🤖 AI Summary
In interpretable image classification, determining the optimal number of concepts adaptively remains challenging, often leading to redundancy or insufficient concept coverage. To address this, we propose the Conditional Concept Bottleneck Model (CoCoBM) coupled with a dynamic LLM-driven agent mechanism. Our key contributions are: (1) a novel dynamic concept bank that enables environment-feedback-driven concept addition and removal; and (2) an editable concept scoring matrix, calibrated in real time by a large language model to quantify concept contribution—overcoming the static, non-adjustable nature of conventional Concept Bottleneck Models (CBMs).
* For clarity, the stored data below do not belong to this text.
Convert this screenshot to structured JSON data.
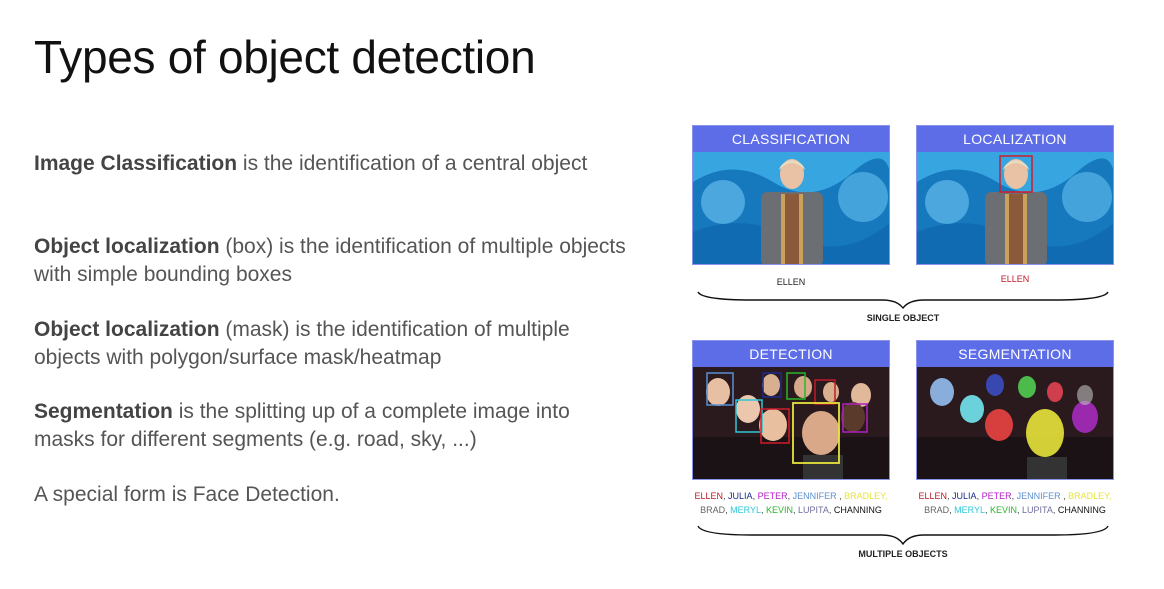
{
  "title": "Types of object detection",
  "paragraphs": [
    {
      "bold": "Image Classification",
      "rest": " is the identification of a central object"
    },
    {
      "bold": "Object localization",
      "rest": " (box) is the identification of multiple objects with simple bounding boxes"
    },
    {
      "bold": "Object localization",
      "rest": " (mask) is the identification of multiple objects with polygon/surface mask/heatmap"
    },
    {
      "bold": "Segmentation",
      "rest": " is the splitting up of a complete image into masks for different segments (e.g. road, sky, ...)"
    },
    {
      "bold": "",
      "rest": "A special form is Face Detection."
    }
  ],
  "figure": {
    "panels": {
      "classification": {
        "header": "CLASSIFICATION",
        "caption": "ELLEN"
      },
      "localization": {
        "header": "LOCALIZATION",
        "caption": "ELLEN"
      },
      "detection": {
        "header": "DETECTION"
      },
      "segmentation": {
        "header": "SEGMENTATION"
      }
    },
    "single_object_label": "SINGLE OBJECT",
    "multiple_objects_label": "MULTIPLE OBJECTS",
    "names": {
      "line1": [
        {
          "text": "ELLEN",
          "color": "#c0182b"
        },
        {
          "text": ", ",
          "color": "#444444"
        },
        {
          "text": "JULIA",
          "color": "#1c2a8c"
        },
        {
          "text": ", ",
          "color": "#444444"
        },
        {
          "text": "PETER",
          "color": "#b01fc2"
        },
        {
          "text": ", ",
          "color": "#444444"
        },
        {
          "text": "JENNIFER",
          "color": "#5a8fd0"
        },
        {
          "text": " , ",
          "color": "#444444"
        },
        {
          "text": "BRADLEY,",
          "color": "#e8e43a"
        }
      ],
      "line2": [
        {
          "text": "BRAD",
          "color": "#666666"
        },
        {
          "text": ", ",
          "color": "#444444"
        },
        {
          "text": "MERYL",
          "color": "#2cc7d6"
        },
        {
          "text": ", ",
          "color": "#444444"
        },
        {
          "text": "KEVIN",
          "color": "#2bb52b"
        },
        {
          "text": ", ",
          "color": "#444444"
        },
        {
          "text": "LUPITA",
          "color": "#6e6e9e"
        },
        {
          "text": ", ",
          "color": "#444444"
        },
        {
          "text": "CHANNING",
          "color": "#111111"
        }
      ]
    },
    "colors": {
      "header_bg": "#5d6de8",
      "localization_caption": "#c0182b"
    }
  }
}
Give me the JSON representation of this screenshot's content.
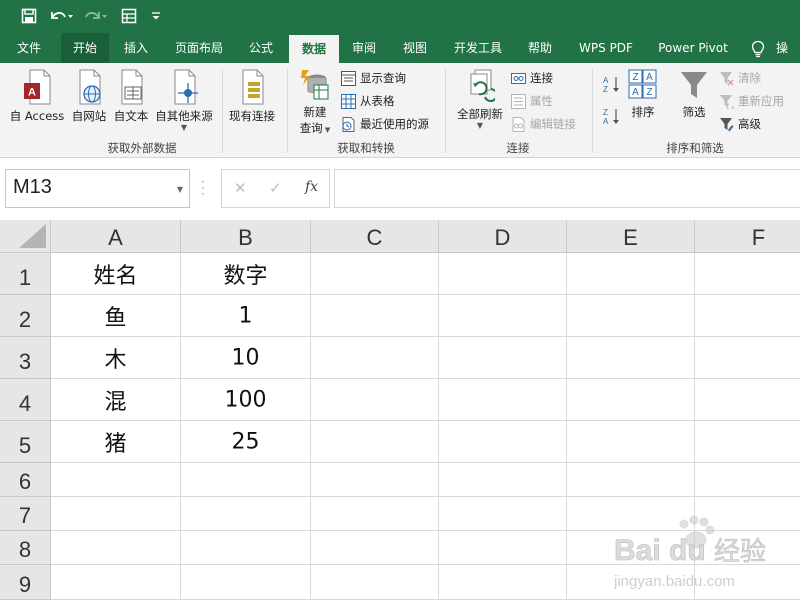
{
  "title_bar": {
    "icons": [
      "save-icon",
      "undo-icon",
      "redo-icon",
      "form-icon",
      "customize-quick-access-icon"
    ]
  },
  "ribbon_tabs": [
    "文件",
    "开始",
    "插入",
    "页面布局",
    "公式",
    "数据",
    "审阅",
    "视图",
    "开发工具",
    "帮助",
    "WPS PDF",
    "Power Pivot",
    "操"
  ],
  "active_tab": "数据",
  "lightbulb_icon": "lightbulb-icon",
  "ribbon": {
    "get_external": {
      "access": "自 Access",
      "web": "自网站",
      "text": "自文本",
      "other": "自其他来源",
      "existing": "现有连接",
      "group": "获取外部数据"
    },
    "get_transform": {
      "new_query_1": "新建",
      "new_query_2": "查询",
      "show_queries": "显示查询",
      "from_table": "从表格",
      "recent_sources": "最近使用的源",
      "group": "获取和转换"
    },
    "connections": {
      "refresh_all": "全部刷新",
      "connections": "连接",
      "properties": "属性",
      "edit_links": "编辑链接",
      "group": "连接"
    },
    "sort_filter": {
      "sort": "排序",
      "filter": "筛选",
      "clear": "清除",
      "reapply": "重新应用",
      "advanced": "高级",
      "group": "排序和筛选"
    }
  },
  "formula_bar": {
    "name_box": "M13",
    "cancel": "✕",
    "enter": "✓",
    "fx": "fx",
    "formula": ""
  },
  "grid": {
    "columns": [
      "A",
      "B",
      "C",
      "D",
      "E",
      "F"
    ],
    "rows": [
      "1",
      "2",
      "3",
      "4",
      "5",
      "6",
      "7",
      "8",
      "9"
    ],
    "cells": [
      [
        "姓名",
        "数字"
      ],
      [
        "鱼",
        "1"
      ],
      [
        "木",
        "10"
      ],
      [
        "混",
        "100"
      ],
      [
        "猪",
        "25"
      ]
    ]
  },
  "watermark": {
    "brand": "Bai",
    "brand2": "经验",
    "url": "jingyan.baidu.com"
  },
  "colors": {
    "excel_green": "#217346",
    "ribbon_bg": "#f3f3f3",
    "header_bg": "#e6e6e6"
  }
}
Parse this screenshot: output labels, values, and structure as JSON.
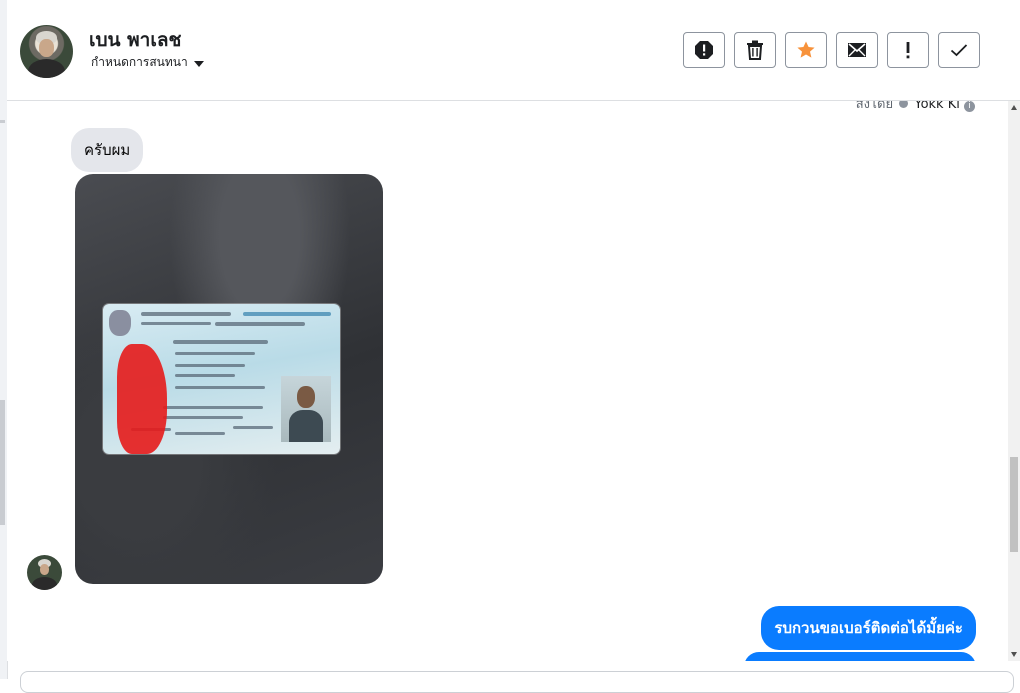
{
  "header": {
    "contact_name": "เบน พาเลช",
    "assign_label": "กำหนดการสนทนา",
    "actions": [
      {
        "name": "spam",
        "icon": "alert-circle-icon"
      },
      {
        "name": "delete",
        "icon": "trash-icon"
      },
      {
        "name": "star",
        "icon": "star-icon",
        "color": "#f7923b"
      },
      {
        "name": "mark-unread",
        "icon": "envelope-icon"
      },
      {
        "name": "follow-up",
        "icon": "exclamation-icon"
      },
      {
        "name": "mark-done",
        "icon": "check-icon"
      }
    ]
  },
  "conversation": {
    "sent_by_prefix": "ส่งโดย",
    "sent_by_name": "Yokk Ki",
    "messages": [
      {
        "direction": "incoming",
        "type": "text",
        "text": "ครับผม"
      },
      {
        "direction": "incoming",
        "type": "image",
        "image_description": "photo of Thai national ID card on dark background"
      },
      {
        "direction": "outgoing",
        "type": "text",
        "text": "รบกวนขอเบอร์ติดต่อได้มั้ยค่ะ"
      },
      {
        "direction": "outgoing",
        "type": "text",
        "text": ""
      }
    ]
  },
  "colors": {
    "outgoing_bubble": "#0a7cff",
    "incoming_bubble": "#e4e6eb",
    "star_accent": "#f7923b"
  }
}
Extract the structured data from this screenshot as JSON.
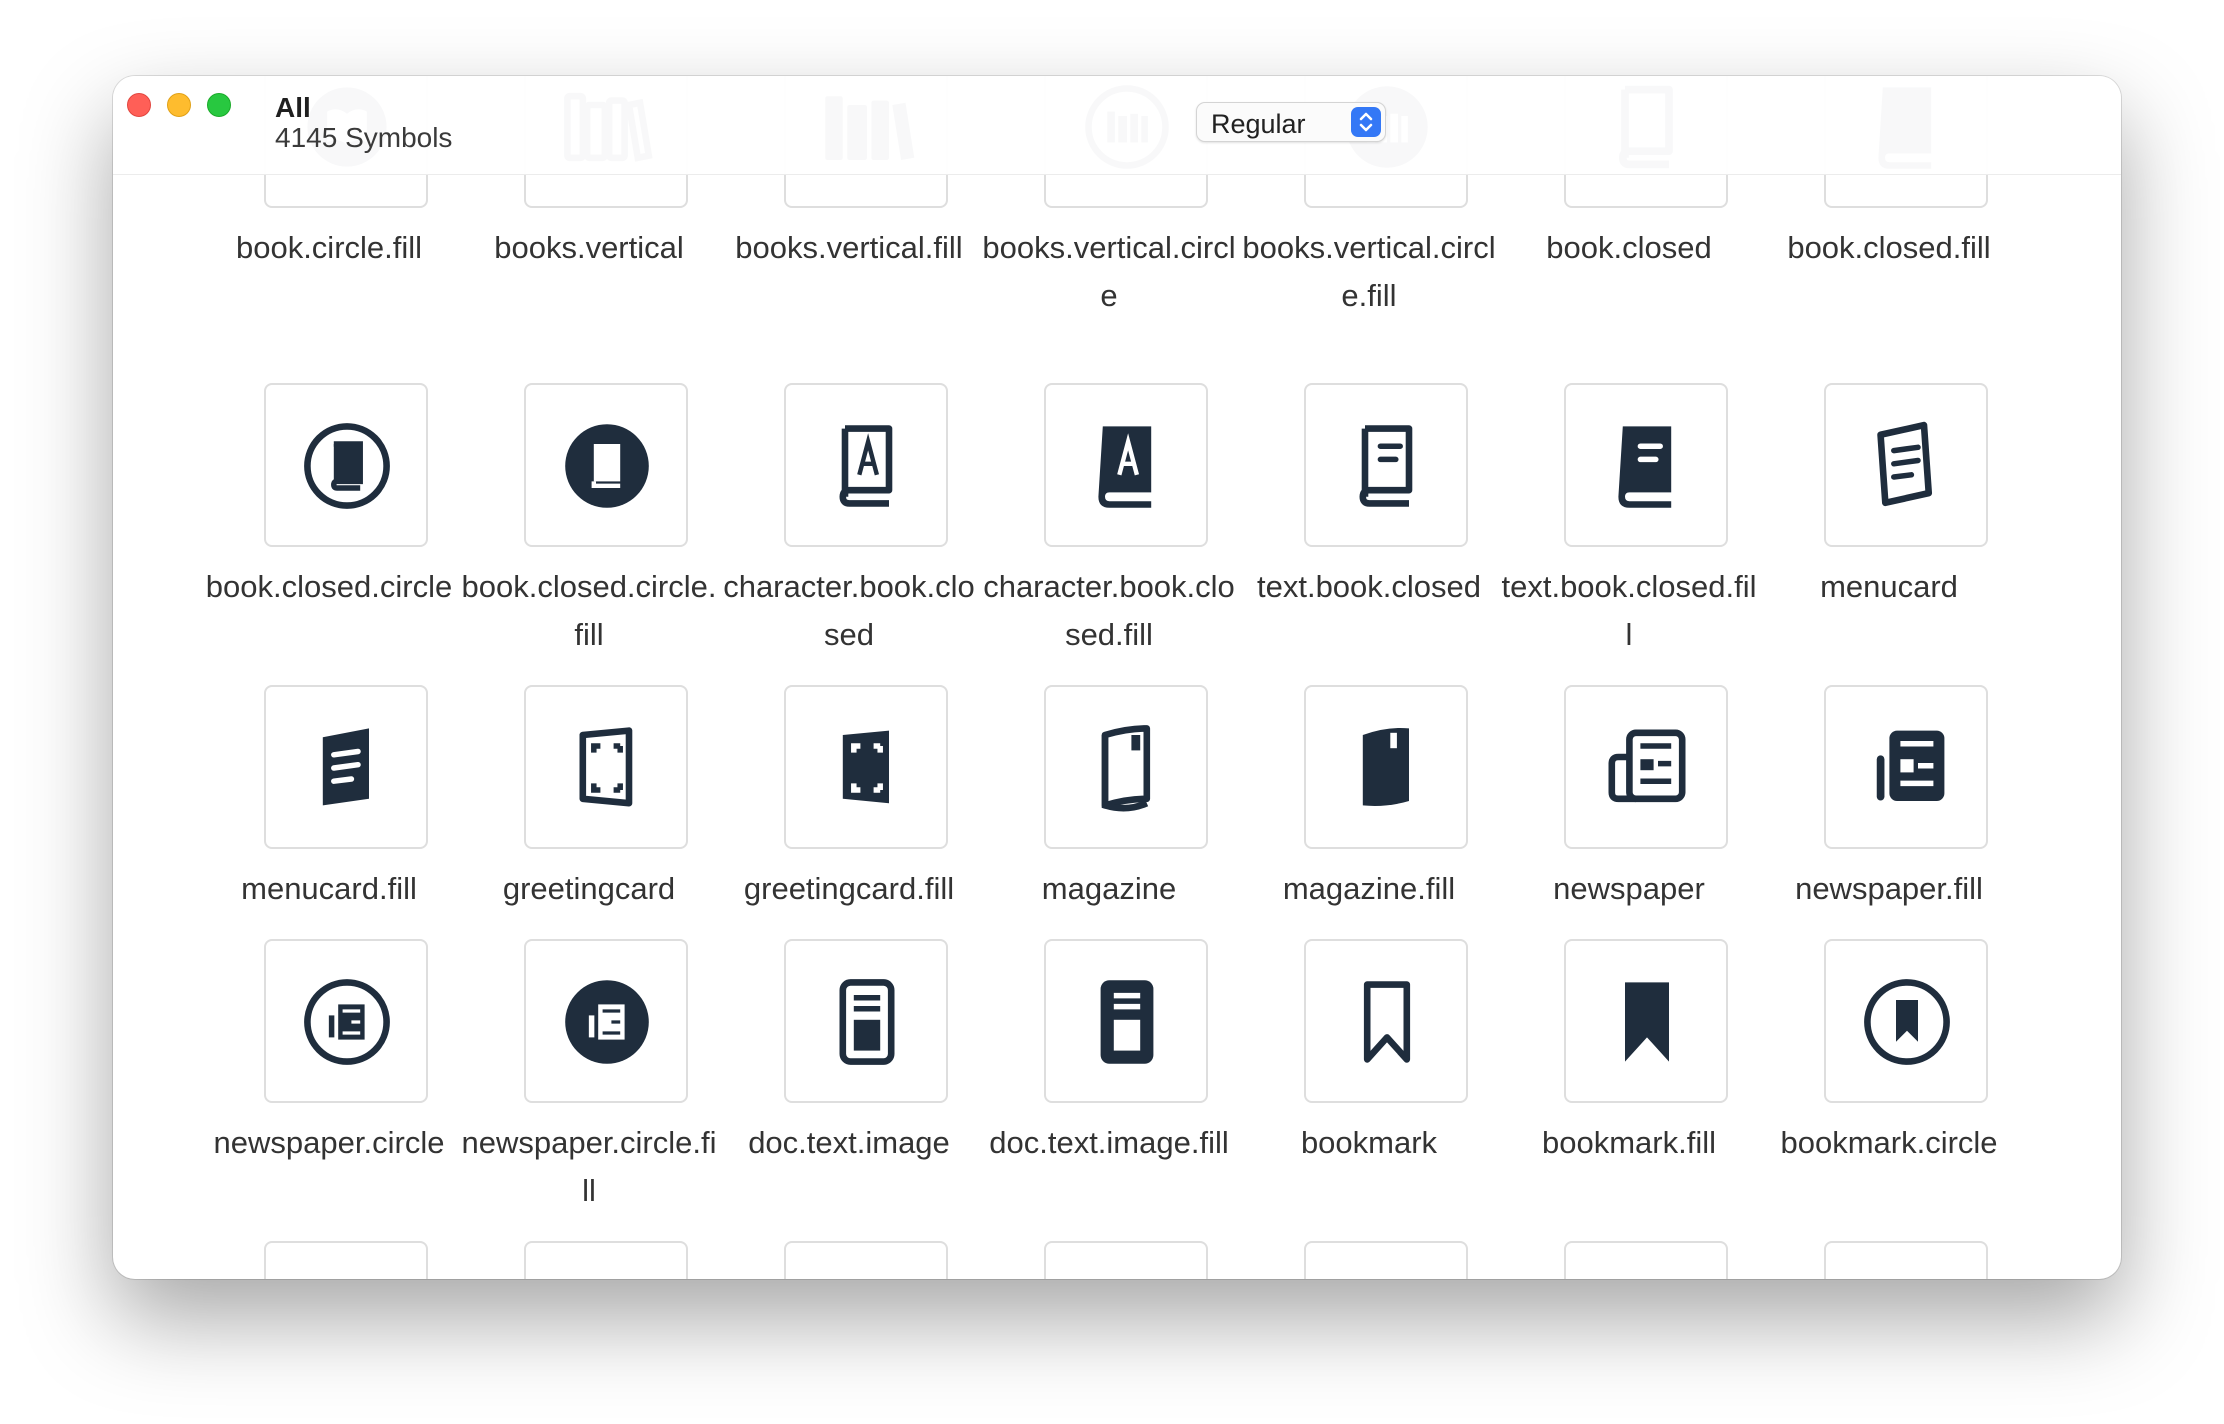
{
  "window": {
    "title": "All",
    "subtitle": "4145 Symbols",
    "weight_popup": {
      "value": "Regular",
      "icon": "chevron-up-down-icon"
    }
  },
  "rows": [
    [
      {
        "name": "book.circle.fill",
        "icon": "book-circle-fill-icon"
      },
      {
        "name": "books.vertical",
        "icon": "books-vertical-icon"
      },
      {
        "name": "books.vertical.fill",
        "icon": "books-vertical-fill-icon"
      },
      {
        "name": "books.vertical.circle",
        "icon": "books-vertical-circle-icon"
      },
      {
        "name": "books.vertical.circle.fill",
        "icon": "books-vertical-circle-fill-icon"
      },
      {
        "name": "book.closed",
        "icon": "book-closed-icon"
      },
      {
        "name": "book.closed.fill",
        "icon": "book-closed-fill-icon"
      }
    ],
    [
      {
        "name": "book.closed.circle",
        "icon": "book-closed-circle-icon"
      },
      {
        "name": "book.closed.circle.fill",
        "icon": "book-closed-circle-fill-icon"
      },
      {
        "name": "character.book.closed",
        "icon": "character-book-closed-icon"
      },
      {
        "name": "character.book.closed.fill",
        "icon": "character-book-closed-fill-icon"
      },
      {
        "name": "text.book.closed",
        "icon": "text-book-closed-icon"
      },
      {
        "name": "text.book.closed.fill",
        "icon": "text-book-closed-fill-icon"
      },
      {
        "name": "menucard",
        "icon": "menucard-icon"
      }
    ],
    [
      {
        "name": "menucard.fill",
        "icon": "menucard-fill-icon"
      },
      {
        "name": "greetingcard",
        "icon": "greetingcard-icon"
      },
      {
        "name": "greetingcard.fill",
        "icon": "greetingcard-fill-icon"
      },
      {
        "name": "magazine",
        "icon": "magazine-icon"
      },
      {
        "name": "magazine.fill",
        "icon": "magazine-fill-icon"
      },
      {
        "name": "newspaper",
        "icon": "newspaper-icon"
      },
      {
        "name": "newspaper.fill",
        "icon": "newspaper-fill-icon"
      }
    ],
    [
      {
        "name": "newspaper.circle",
        "icon": "newspaper-circle-icon"
      },
      {
        "name": "newspaper.circle.fill",
        "icon": "newspaper-circle-fill-icon"
      },
      {
        "name": "doc.text.image",
        "icon": "doc-text-image-icon"
      },
      {
        "name": "doc.text.image.fill",
        "icon": "doc-text-image-fill-icon"
      },
      {
        "name": "bookmark",
        "icon": "bookmark-icon"
      },
      {
        "name": "bookmark.fill",
        "icon": "bookmark-fill-icon"
      },
      {
        "name": "bookmark.circle",
        "icon": "bookmark-circle-icon"
      }
    ]
  ],
  "colors": {
    "icon": "#1f2d3d",
    "tile_border": "#dedede",
    "label": "#333333"
  }
}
Evaluated on six standard benchmarks, CoCoBM achieves a 6.0% absolute improvement in classification accuracy and a 30.2% gain in interpretability metrics over strong baselines, significantly enhancing both discriminative capability and explanation fidelity.
📝 Abstract
Concept Bottleneck Models (CBMs) decompose image classification into a process governed by interpretable, human-readable concepts. Recent advances in CBMs have used Large Language Models (LLMs) to generate candidate concepts. However, a critical question remains: What is the optimal number of concepts to use? Current concept banks suffer from redundancy or insufficient coverage. To address this issue, we introduce a dynamic, agent-based approach that adjusts the concept bank in response to environmental feedback, optimizing the number of concepts for sufficiency yet concise coverage. Moreover, we propose Conditional Concept Bottleneck Models (CoCoBMs) to overcome the limitations in traditional CBMs' concept scoring mechanisms. It enhances the accuracy of assessing each concept's contribution to classification tasks and feature an editable matrix that allows LLMs to correct concept scores that conflict with their internal knowledge. Our evaluations across 6 datasets show that our method not only improves classification accuracy by 6% but also enhances interpretability assessments by 30%.